Latest update March 21st, 2025 7:03 AM
Aug 17, 2015 News
Weeks of uncertainty over when the People’s Progressive Party/Civic (PPP/C) would enter parliament and take their seats on the opposition benches should be laid to rest today when its members are expected to join in the debate of the 2015 national budget.
The PPP/C MPs will be sworn in for the first time today and former Head of State Bharrat Jagdeo who has been touted as the opposition leader will lead them in the 11th Parliament.
Today’s session will be the seventh sitting of the National Assembly, following the May 11 victory at the polls by the A Partnership for National Unity/Alliance for Change (APNU+AFC) coalition.
Items on the agenda are the budgetary allocations and members from the Government’s side are expected to present their cases, while the opposition Members of Parliament will rebut or enquire into the monies to be spent.
Taking into consideration the intense battles that were previously fought between the PPP/C and the APNU and AFC in the National Assembly during the life of the tenth parliament, leading up to its prorogation in November of 2014, one can conclude that the sessions of the 11 parliament will be electric.

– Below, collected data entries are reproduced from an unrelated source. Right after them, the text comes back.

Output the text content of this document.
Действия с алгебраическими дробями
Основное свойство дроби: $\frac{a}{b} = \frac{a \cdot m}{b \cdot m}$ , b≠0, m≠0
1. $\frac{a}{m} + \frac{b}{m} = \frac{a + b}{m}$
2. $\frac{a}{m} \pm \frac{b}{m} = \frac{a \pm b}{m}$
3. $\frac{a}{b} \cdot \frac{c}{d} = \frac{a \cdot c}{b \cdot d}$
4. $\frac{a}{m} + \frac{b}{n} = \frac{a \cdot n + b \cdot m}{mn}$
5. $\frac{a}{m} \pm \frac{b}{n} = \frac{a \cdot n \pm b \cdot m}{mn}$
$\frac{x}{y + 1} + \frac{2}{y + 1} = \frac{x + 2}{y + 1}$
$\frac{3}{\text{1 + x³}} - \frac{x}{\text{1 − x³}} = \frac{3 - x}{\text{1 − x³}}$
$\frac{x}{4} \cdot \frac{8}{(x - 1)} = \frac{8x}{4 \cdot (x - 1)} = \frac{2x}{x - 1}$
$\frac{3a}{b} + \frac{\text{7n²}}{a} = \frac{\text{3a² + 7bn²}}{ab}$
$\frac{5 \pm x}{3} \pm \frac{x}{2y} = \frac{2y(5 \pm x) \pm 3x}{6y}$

Already, the PPP/C has had nothing but harsh words for the $221B budget, with Jagdeo describing it as “lengthy and underwhelming”. The former President has also been quoted in sections of the media as saying that the budget should be renamed “A fresh start to deteriorating standards of living in a destroyed economy.”
However, the PPP/C MPs serve another purpose. They are expected to sit on several Standing Committees, including the Public Accounts Committee (PAC). This Committee examines Government expenditure, as well as accounts and is chaired by a member of the opposition.

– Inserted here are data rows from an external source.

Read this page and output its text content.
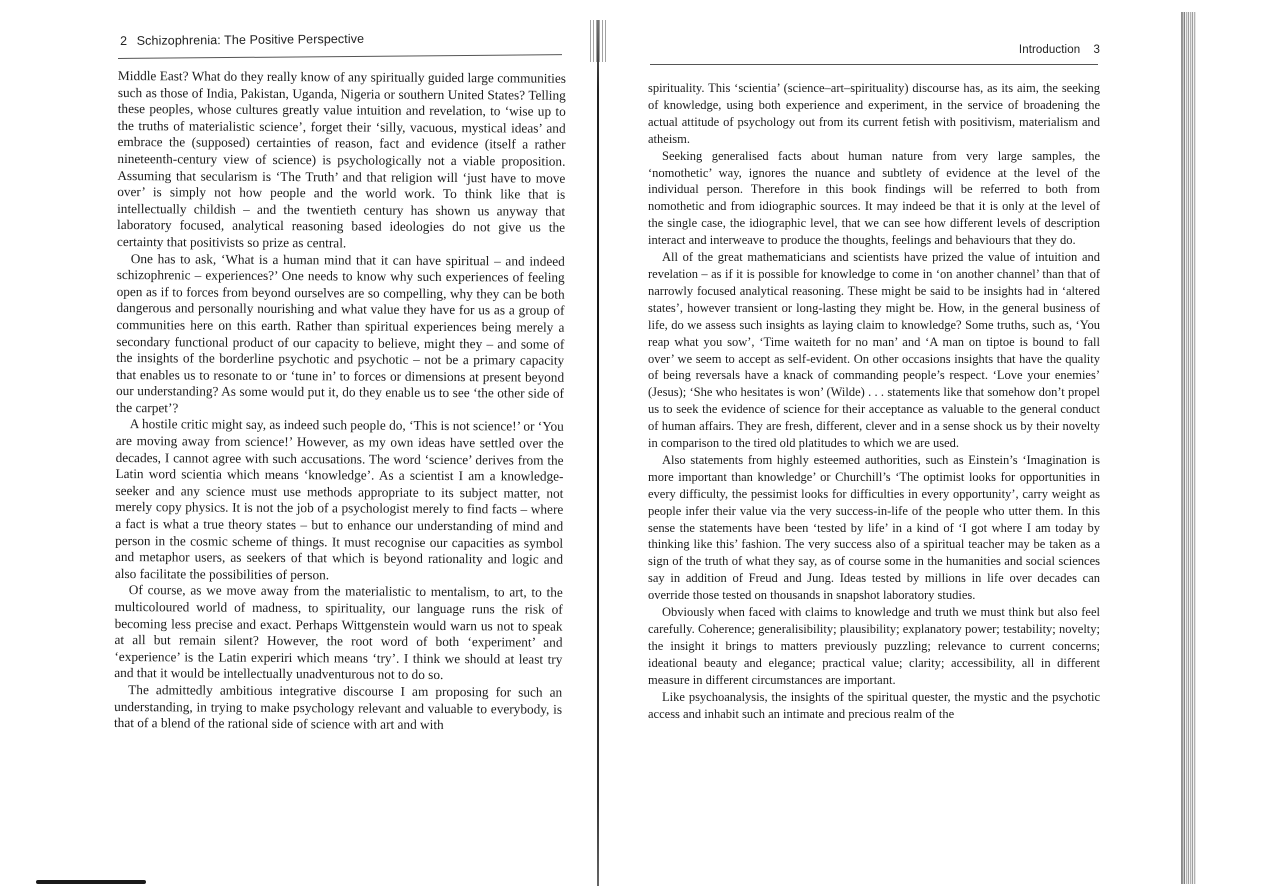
2 Schizophrenia: The Positive Perspective

Middle East? What do they really know of any spiritually guided large communities such as those of India, Pakistan, Uganda, Nigeria or southern United States? Telling these peoples, whose cultures greatly value intuition and revelation, to ‘wise up to the truths of materialistic science’, forget their ‘silly, vacuous, mystical ideas’ and embrace the (supposed) certainties of reason, fact and evidence (itself a rather nineteenth-century view of science) is psychologically not a viable proposition. Assuming that secularism is ‘The Truth’ and that religion will ‘just have to move over’ is simply not how people and the world work. To think like that is intellectually childish – and the twentieth century has shown us anyway that laboratory focused, analytical reasoning based ideologies do not give us the certainty that positivists so prize as central.

One has to ask, ‘What is a human mind that it can have spiritual – and indeed schizophrenic – experiences?’ One needs to know why such experiences of feeling open as if to forces from beyond ourselves are so compelling, why they can be both dangerous and personally nourishing and what value they have for us as a group of communities here on this earth. Rather than spiritual experiences being merely a secondary functional product of our capacity to believe, might they – and some of the insights of the borderline psychotic and psychotic – not be a primary capacity that enables us to resonate to or ‘tune in’ to forces or dimensions at present beyond our understanding? As some would put it, do they enable us to see ‘the other side of the carpet’?

A hostile critic might say, as indeed such people do, ‘This is not science!’ or ‘You are moving away from science!’ However, as my own ideas have settled over the decades, I cannot agree with such accusations. The word ‘science’ derives from the Latin word scientia which means ‘knowledge’. As a scientist I am a knowledge-seeker and any science must use methods appropriate to its subject matter, not merely copy physics. It is not the job of a psychologist merely to find facts – where a fact is what a true theory states – but to enhance our understanding of mind and person in the cosmic scheme of things. It must recognise our capacities as symbol and metaphor users, as seekers of that which is beyond rationality and logic and also facilitate the possibilities of person.

Of course, as we move away from the materialistic to mentalism, to art, to the multicoloured world of madness, to spirituality, our language runs the risk of becoming less precise and exact. Perhaps Wittgenstein would warn us not to speak at all but remain silent? However, the root word of both ‘experiment’ and ‘experience’ is the Latin experiri which means ‘try’. I think we should at least try and that it would be intellectually unadventurous not to do so.

The admittedly ambitious integrative discourse I am proposing for such an understanding, in trying to make psychology relevant and valuable to everybody, is that of a blend of the rational side of science with art and with

Introduction 3

spirituality. This ‘scientia’ (science–art–spirituality) discourse has, as its aim, the seeking of knowledge, using both experience and experiment, in the service of broadening the actual attitude of psychology out from its current fetish with positivism, materialism and atheism.

Seeking generalised facts about human nature from very large samples, the ‘nomothetic’ way, ignores the nuance and subtlety of evidence at the level of the individual person. Therefore in this book findings will be referred to both from nomothetic and from idiographic sources. It may indeed be that it is only at the level of the single case, the idiographic level, that we can see how different levels of description interact and interweave to produce the thoughts, feelings and behaviours that they do.

All of the great mathematicians and scientists have prized the value of intuition and revelation – as if it is possible for knowledge to come in ‘on another channel’ than that of narrowly focused analytical reasoning. These might be said to be insights had in ‘altered states’, however transient or long-lasting they might be. How, in the general business of life, do we assess such insights as laying claim to knowledge? Some truths, such as, ‘You reap what you sow’, ‘Time waiteth for no man’ and ‘A man on tiptoe is bound to fall over’ we seem to accept as self-evident. On other occasions insights that have the quality of being reversals have a knack of commanding people’s respect. ‘Love your enemies’ (Jesus); ‘She who hesitates is won’ (Wilde) . . . statements like that somehow don’t propel us to seek the evidence of science for their acceptance as valuable to the general conduct of human affairs. They are fresh, different, clever and in a sense shock us by their novelty in comparison to the tired old platitudes to which we are used.

Also statements from highly esteemed authorities, such as Einstein’s ‘Imagination is more important than knowledge’ or Churchill’s ‘The optimist looks for opportunities in every difficulty, the pessimist looks for difficulties in every opportunity’, carry weight as people infer their value via the very success-in-life of the people who utter them. In this sense the statements have been ‘tested by life’ in a kind of ‘I got where I am today by thinking like this’ fashion. The very success also of a spiritual teacher may be taken as a sign of the truth of what they say, as of course some in the humanities and social sciences say in addition of Freud and Jung. Ideas tested by millions in life over decades can override those tested on thousands in snapshot laboratory studies.

Obviously when faced with claims to knowledge and truth we must think but also feel carefully. Coherence; generalisibility; plausibility; explanatory power; testability; novelty; the insight it brings to matters previously puzzling; relevance to current concerns; ideational beauty and elegance; practical value; clarity; accessibility, all in different measure in different circumstances are important.

Like psychoanalysis, the insights of the spiritual quester, the mystic and the psychotic access and inhabit such an intimate and precious realm of the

Other Committees are the Parliamentary Management Committee (PMC), the Parliamentary Standing Committee on Constitutional Reform, the Committee on Appointments and the Parliamentary Standing Committee on Oversight of the Security Sector. Membership of these Committees is interspersed with Government and Opposition MPs but is generally limited to the National Assembly.
The only exception is the Constitutional Reform Committee, which can enlist individuals with the appropriate expertise and experience outside of the Assembly.